The five-day celebration of the BC contemporary dance scene was conceived by Melbourne, Australia-based guest curator Angela Conquet with Michelle Olson and Starr Muranko by Vancouver’s Raven Spirit Dance.
“Dance In Vancouver works on many levels,” says Dance Center CEO Mirna Zagar in a press release. “It’s a great opportunity for the audience to experience works by local artists; our artists get to build their network beyond the local context; and the presenters become more informed about our dance scene.
“While travel restrictions mean we will not see our international visitors in person in the numbers we are used to,” Zagar adds, “we look forward to using the digital space to connect with our colleagues around the world. “
Highlights of dance in Vancouver (all descriptions in quotes provided by Dance Center):
* Stupid instrument dance: Made In Voyage (November 24-27 & December 1-4, 5pm and 7pm, tomorrow, $ 30/25): “A Triad of Solos Odes for Artists’ Grandmothers, starring Ziyian Kwan, Shion Skye Carter and Justin Calvadores. Each of these co-created works counteracts historical erasure by highlighting the life stories of female colors, portrayed through the memories of their grandchildren. “
* Praying School: Orangutan (premiere, Nov. 24-27 & Dec. 1-4, 7 p.m., Russian Hall): “Biting School draws on history, literature, and philosophy to interrogate challenging social and political issues. The company’s work translates anxiety, trauma and beauty of our time into the language of the body in theatrical works full of physical, daring ideas and dark humor. Orangutan (Malay for ‘Man of the Forest’) is a provocative new solo choreographed and performed by Arash Khakpour. “
* Kelly McInnes: Blue space/Mahaila Patterson-O’Brien: Mid-Light: A transparent memory (double bill, Nov. 26, Scotiabank Dance Center, 8 p.m., $ 30/25): “In Blue space, Kelly McInnes explores our inherent connection to water – the water that makes up our bodies and the world we inhabit.
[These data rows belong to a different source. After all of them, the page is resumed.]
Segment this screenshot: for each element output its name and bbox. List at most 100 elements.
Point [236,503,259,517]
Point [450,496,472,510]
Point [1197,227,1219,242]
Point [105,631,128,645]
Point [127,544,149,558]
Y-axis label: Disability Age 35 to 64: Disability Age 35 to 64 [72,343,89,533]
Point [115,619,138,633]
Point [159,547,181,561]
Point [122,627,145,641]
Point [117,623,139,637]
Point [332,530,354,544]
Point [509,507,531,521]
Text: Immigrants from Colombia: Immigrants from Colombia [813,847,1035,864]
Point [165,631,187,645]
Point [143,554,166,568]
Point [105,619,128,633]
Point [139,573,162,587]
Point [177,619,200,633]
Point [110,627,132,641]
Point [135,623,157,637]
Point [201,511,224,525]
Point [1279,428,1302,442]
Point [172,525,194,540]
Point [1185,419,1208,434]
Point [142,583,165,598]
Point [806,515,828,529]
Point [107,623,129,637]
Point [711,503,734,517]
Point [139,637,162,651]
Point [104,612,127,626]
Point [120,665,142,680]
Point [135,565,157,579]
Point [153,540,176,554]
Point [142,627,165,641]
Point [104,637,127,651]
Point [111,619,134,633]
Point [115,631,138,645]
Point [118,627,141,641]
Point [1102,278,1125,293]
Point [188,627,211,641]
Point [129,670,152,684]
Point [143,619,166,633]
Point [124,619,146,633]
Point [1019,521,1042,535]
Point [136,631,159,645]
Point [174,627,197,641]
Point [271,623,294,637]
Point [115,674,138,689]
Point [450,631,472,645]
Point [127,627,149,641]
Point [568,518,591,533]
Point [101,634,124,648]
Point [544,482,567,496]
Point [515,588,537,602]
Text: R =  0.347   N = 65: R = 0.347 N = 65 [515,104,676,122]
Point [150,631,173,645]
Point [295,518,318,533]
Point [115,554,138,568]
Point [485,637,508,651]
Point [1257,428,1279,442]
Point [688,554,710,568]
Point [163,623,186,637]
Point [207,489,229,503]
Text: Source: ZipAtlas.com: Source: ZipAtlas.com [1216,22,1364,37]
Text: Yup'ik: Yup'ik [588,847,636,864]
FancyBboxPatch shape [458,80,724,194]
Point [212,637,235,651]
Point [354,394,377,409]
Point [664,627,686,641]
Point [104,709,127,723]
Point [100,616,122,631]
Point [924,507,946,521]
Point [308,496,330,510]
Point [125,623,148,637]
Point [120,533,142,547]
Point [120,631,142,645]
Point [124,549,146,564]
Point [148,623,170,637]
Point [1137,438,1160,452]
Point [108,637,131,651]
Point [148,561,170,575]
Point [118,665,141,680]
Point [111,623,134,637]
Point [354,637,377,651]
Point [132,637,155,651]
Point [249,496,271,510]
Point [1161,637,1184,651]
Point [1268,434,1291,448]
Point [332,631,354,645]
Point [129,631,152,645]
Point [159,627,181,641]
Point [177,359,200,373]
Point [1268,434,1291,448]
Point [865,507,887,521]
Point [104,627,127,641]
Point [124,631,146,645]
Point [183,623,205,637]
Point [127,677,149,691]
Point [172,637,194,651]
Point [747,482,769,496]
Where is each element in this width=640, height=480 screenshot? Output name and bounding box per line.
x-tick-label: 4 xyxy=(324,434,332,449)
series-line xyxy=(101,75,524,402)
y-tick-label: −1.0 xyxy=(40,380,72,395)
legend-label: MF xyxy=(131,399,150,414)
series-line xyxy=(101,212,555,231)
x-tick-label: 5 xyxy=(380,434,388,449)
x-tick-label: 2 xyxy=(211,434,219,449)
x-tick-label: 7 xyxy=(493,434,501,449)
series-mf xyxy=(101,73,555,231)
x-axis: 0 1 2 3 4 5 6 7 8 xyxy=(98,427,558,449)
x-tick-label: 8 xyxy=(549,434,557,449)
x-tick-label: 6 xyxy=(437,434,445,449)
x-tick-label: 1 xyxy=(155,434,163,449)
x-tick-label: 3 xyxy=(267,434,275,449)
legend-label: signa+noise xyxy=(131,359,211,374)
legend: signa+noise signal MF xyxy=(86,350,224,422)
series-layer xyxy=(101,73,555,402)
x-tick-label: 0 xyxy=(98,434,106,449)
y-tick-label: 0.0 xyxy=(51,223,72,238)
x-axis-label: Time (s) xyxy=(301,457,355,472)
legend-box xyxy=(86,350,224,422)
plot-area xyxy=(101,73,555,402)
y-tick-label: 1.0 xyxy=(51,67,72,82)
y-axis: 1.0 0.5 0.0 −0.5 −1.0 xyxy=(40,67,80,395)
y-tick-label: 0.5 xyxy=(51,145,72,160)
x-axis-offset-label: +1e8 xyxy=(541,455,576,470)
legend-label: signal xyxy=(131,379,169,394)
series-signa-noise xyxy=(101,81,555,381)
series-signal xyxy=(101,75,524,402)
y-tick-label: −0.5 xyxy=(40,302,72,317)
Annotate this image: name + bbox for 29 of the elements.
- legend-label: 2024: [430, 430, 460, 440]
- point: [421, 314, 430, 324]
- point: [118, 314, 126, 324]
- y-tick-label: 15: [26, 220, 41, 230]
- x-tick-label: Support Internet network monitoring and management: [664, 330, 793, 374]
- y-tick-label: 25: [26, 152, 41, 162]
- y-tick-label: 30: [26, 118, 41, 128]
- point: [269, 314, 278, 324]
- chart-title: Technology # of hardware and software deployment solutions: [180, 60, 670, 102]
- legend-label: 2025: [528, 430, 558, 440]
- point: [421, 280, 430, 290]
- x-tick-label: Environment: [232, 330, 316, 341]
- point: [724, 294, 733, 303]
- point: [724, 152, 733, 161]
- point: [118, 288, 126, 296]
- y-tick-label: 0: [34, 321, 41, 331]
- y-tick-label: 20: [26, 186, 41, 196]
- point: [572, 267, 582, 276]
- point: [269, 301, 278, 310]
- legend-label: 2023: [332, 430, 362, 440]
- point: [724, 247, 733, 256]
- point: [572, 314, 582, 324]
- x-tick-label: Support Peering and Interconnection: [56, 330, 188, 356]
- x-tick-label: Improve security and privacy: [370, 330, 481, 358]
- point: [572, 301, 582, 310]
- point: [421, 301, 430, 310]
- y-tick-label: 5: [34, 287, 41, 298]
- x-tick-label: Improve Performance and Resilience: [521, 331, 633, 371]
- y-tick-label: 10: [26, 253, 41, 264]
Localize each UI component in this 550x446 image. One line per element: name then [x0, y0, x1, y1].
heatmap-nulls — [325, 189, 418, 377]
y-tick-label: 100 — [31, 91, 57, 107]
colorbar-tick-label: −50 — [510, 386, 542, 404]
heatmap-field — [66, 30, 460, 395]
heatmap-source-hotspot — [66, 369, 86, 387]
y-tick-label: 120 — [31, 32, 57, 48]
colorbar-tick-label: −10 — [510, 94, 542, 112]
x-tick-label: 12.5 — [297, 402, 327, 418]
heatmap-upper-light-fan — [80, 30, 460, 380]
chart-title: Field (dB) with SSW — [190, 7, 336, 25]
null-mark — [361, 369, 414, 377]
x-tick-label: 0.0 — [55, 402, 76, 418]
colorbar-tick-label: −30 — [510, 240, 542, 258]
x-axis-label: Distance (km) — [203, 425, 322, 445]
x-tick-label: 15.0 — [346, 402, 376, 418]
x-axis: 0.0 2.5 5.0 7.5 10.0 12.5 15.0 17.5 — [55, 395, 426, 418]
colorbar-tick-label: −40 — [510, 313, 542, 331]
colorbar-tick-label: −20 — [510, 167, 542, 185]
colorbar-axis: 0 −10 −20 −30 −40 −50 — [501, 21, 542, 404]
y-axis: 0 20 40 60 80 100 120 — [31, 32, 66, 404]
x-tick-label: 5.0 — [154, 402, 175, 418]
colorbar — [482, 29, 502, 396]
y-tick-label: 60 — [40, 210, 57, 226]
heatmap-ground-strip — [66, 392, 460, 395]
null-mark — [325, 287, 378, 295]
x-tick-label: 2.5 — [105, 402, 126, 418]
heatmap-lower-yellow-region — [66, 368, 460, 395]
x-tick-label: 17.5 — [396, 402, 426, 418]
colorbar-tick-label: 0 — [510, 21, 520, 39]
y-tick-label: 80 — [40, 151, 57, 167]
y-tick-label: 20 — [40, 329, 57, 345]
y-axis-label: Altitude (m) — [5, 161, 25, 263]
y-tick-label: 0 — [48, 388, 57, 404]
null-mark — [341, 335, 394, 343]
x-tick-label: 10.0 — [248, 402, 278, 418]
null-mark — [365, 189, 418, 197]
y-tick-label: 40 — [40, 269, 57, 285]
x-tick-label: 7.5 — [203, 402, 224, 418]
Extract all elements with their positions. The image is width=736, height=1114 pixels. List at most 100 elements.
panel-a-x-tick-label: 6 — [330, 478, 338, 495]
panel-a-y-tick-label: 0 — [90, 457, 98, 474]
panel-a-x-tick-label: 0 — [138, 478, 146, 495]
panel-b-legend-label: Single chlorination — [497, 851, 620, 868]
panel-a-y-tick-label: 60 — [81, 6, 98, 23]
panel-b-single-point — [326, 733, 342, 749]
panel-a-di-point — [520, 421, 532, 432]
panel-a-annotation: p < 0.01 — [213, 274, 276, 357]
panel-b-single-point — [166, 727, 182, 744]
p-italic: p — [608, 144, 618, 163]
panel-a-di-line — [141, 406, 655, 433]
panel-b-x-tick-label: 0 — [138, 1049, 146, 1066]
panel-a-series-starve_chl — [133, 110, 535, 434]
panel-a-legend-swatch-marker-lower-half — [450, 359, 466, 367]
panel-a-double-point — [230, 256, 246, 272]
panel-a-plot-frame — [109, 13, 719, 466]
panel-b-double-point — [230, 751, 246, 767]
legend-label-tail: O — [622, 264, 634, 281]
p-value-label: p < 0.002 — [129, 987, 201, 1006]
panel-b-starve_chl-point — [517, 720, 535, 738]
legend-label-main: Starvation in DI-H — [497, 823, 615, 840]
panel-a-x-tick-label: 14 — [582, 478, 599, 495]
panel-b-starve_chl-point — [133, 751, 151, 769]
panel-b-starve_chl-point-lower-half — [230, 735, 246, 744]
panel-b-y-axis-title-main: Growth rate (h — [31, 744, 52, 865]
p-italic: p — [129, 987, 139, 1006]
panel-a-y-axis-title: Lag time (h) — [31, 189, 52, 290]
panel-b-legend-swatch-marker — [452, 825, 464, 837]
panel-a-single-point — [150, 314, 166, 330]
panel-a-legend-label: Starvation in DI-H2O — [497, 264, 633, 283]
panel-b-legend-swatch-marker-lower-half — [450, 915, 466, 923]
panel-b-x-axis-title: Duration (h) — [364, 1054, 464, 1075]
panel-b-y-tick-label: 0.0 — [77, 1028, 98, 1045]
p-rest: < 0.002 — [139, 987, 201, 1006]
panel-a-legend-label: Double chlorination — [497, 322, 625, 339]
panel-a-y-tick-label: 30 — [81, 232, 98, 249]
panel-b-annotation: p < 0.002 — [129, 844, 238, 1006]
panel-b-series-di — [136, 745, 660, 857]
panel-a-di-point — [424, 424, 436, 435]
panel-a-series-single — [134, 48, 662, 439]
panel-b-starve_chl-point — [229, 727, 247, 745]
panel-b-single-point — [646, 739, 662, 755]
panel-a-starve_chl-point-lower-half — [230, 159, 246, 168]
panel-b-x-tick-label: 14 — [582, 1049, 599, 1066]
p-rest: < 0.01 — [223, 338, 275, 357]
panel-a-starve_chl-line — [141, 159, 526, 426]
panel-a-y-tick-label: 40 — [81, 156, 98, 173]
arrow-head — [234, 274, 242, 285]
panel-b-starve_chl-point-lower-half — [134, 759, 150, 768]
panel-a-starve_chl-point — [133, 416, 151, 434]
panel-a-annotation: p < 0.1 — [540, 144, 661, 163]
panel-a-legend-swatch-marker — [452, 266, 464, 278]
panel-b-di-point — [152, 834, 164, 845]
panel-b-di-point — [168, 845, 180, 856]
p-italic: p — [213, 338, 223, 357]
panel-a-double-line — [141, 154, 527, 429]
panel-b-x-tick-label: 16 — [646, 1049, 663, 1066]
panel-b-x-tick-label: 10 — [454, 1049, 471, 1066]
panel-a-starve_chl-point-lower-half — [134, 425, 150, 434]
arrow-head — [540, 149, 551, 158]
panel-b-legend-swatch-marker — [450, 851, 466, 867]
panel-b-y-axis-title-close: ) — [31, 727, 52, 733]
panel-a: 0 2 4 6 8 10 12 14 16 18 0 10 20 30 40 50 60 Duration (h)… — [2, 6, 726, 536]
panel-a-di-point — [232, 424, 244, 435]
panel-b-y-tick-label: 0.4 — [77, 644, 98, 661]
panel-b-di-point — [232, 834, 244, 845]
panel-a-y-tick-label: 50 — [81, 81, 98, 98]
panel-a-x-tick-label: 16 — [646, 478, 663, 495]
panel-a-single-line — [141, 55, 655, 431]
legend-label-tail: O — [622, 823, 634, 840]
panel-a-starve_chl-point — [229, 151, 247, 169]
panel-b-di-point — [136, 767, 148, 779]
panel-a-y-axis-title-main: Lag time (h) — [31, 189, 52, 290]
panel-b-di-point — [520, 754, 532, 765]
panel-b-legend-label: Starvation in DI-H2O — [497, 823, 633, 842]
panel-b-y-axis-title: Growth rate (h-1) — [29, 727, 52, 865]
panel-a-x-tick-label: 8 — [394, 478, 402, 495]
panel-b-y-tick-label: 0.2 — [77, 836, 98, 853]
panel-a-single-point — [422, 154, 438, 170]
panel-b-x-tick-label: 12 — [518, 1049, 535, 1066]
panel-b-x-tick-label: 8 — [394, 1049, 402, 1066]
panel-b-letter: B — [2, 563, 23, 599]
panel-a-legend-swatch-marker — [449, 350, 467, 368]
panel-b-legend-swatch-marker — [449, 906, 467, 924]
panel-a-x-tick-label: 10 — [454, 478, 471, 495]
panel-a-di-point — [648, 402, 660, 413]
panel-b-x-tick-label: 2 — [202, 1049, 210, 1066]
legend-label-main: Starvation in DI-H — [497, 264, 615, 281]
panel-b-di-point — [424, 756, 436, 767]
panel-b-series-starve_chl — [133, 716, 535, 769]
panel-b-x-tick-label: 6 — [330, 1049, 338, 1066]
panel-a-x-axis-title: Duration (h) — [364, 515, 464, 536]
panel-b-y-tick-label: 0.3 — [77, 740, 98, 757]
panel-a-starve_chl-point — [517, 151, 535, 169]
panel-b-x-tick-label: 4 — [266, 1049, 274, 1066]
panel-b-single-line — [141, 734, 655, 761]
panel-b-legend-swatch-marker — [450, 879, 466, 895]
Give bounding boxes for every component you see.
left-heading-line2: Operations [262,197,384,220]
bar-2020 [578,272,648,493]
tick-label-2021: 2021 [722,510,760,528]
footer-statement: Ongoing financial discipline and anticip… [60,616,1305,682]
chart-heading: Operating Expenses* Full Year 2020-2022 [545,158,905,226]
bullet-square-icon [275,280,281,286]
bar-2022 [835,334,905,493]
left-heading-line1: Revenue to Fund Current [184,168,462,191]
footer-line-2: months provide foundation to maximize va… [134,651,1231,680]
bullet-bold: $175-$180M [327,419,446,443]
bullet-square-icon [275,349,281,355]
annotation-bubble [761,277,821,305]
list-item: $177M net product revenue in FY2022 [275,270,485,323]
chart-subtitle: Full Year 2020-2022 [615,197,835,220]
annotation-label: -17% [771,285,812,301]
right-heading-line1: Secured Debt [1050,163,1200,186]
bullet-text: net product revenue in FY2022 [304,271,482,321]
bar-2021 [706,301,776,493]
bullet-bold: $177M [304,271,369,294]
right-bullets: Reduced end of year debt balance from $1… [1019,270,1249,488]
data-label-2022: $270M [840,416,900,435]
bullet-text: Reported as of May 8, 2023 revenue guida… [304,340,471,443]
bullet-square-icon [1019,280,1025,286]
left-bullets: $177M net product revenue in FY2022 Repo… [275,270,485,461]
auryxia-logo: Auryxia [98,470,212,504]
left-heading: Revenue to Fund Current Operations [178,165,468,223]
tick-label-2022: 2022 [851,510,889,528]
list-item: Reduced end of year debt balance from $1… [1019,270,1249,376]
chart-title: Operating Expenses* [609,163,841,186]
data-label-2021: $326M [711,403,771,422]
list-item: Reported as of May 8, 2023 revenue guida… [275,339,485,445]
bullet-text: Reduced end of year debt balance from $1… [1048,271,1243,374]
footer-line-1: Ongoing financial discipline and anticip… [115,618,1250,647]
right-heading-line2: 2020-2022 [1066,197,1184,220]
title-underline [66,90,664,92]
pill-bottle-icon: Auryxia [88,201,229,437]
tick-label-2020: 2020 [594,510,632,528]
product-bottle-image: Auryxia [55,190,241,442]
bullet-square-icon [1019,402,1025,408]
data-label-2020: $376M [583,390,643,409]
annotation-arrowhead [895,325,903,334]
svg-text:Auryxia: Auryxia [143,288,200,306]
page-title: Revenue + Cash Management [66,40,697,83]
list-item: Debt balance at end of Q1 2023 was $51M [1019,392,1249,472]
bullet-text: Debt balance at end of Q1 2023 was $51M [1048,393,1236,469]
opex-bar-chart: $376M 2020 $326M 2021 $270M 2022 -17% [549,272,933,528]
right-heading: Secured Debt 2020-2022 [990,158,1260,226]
This heartfelt solo is full of sensational images and explores the tensions between healing and exploitation involved in our relationship with the earth. Mahaila Patterson O-Brian’s choreography revolves around form and abstract gestures using unison, repetition, and complex patterns. Danced by Eowynn Enquist and Isak Enquist, this work is a score-based re-performance of a play that was originally made into film and stage — an attempt to grasp an idea that is endlessly changing into new forms. “
* Tasha Faye Evans: Cedar (work in progress, November 27, at 20, appendix, $ 20): “Cedar woman is a tribute to a legacy of strong and resilient Coast Salish women spanning all the way back to a tree. Created by Tasha Faye Evans in collaboration with artist Ocean Hyland, it is a solo about protecting what we know from the depths of our souls to be sacred. This profound and emotionally touching work is based on a mask held in a box carved out of an old yellow cedar tree while Evans prepares to dance the spirit of Cedar Woman. “
Dance in Vancouver also offers free performances, workshops and lectures at various venues at P. Megan Andrews, Action at a distance + Tangja Collective, Anouk Froidevaux, Zahra Shahab, Jeanette Kotowich, Justine A Chambers, Lee Su-Feh (battery battery), MascallDance, Co.ERASGA, DanceWest, and Lee Maracle with Tasha Faye Evans.
The program also includes IndigeDIV, which contains keynotes centered on native knowledge, live performances, digital offerings, video installations and a delegated program.